Confrontado, Bolsonaro costuma falar fino
Ato
truculento abre feridas difíceis de cicatrizar
Bolsonaro
quis mostrar-se forte aos olhos dos seus devotos com o ato de demitir a cúpula
das Forças Armadas. Foi também para esconder que, alugado pelo Centrão, liberou
bilhões de reais para obras em redutos eleitorais de deputados e senadores,
cedendo-lhes outro ministério com direito a assento no Palácio do Planalto.
Para isso valeu-se de um ardil – a demissão fake dos comandantes do Exército, Marinha e Aeronáutica. Uma vez que o general Fernando de Azevedo e Silva fora demitido de forma humilhante durante uma conversa de cinco minutos, os três comandantes haviam combinado sair solidários com ele.
O
general Edson Leal Pujol, do Exército, sabia que o próximo alvo seria ele.
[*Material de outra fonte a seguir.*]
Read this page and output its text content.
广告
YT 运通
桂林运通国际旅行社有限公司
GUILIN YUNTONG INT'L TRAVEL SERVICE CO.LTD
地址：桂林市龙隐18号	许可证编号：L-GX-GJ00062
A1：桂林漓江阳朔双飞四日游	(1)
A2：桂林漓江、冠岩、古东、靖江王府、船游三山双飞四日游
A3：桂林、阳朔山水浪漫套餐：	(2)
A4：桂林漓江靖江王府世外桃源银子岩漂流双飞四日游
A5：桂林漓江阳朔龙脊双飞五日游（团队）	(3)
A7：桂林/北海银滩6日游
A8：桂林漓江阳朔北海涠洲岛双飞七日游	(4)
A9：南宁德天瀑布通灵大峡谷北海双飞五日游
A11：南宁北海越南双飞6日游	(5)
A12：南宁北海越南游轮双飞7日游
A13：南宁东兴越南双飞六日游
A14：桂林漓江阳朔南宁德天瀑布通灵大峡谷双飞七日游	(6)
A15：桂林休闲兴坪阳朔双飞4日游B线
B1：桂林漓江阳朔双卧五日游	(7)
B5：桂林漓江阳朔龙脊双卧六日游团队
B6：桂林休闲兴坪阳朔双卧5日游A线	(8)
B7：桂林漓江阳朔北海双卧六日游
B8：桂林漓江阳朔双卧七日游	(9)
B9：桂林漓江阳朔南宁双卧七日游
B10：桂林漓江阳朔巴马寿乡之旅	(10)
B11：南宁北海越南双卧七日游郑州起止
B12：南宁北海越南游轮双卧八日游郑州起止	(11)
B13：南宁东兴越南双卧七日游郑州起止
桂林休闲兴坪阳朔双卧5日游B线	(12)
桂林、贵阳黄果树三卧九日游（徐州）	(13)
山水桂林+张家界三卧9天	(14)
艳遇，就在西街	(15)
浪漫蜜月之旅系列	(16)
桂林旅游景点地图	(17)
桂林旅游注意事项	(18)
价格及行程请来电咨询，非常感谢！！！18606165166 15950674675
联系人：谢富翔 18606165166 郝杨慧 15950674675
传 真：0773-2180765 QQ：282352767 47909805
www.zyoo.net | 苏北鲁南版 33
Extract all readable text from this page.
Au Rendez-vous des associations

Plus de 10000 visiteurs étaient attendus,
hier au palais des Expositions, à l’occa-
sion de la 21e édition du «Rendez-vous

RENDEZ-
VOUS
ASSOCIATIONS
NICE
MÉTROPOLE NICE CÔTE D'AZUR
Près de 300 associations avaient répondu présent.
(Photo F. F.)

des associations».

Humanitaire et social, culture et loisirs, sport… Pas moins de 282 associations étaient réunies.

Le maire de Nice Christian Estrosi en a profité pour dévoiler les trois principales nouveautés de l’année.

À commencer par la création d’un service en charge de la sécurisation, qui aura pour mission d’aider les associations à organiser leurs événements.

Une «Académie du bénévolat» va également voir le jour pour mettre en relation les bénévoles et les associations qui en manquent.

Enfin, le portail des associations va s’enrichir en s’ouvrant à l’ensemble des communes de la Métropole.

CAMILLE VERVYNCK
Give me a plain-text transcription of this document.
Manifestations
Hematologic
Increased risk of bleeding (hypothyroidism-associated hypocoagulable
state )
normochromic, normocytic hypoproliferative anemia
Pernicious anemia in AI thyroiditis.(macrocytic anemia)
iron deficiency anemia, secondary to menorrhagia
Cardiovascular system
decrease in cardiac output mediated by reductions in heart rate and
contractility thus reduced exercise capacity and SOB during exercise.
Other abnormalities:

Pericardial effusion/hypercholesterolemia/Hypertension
O
almirante Ilques Barbosa e o brigadeiro Antônio Carlos Bermudez não ficariam
nos postos se Pujol fosse removido. Como a informação vazou na noite da
segunda-feira, Bolsonaro orientou Braga Neto, ministro da Defesa, a anunciar a
saída dos três.
O
presidente não contava com a reação de tantas vozes, civis e militares, de
repúdio à sua atitude. A reprovação foi generalizada. Uma única voz de peso não
se fez ouvir em sua defesa. Que ninguém se espante se, hoje ou amanhã na sua
live semanal no Facebook, ele fale fino como costuma fazer quando confrontado.
Bolsonaro está em guerra – mas não contra o vírus. Contra seus próprios demônios.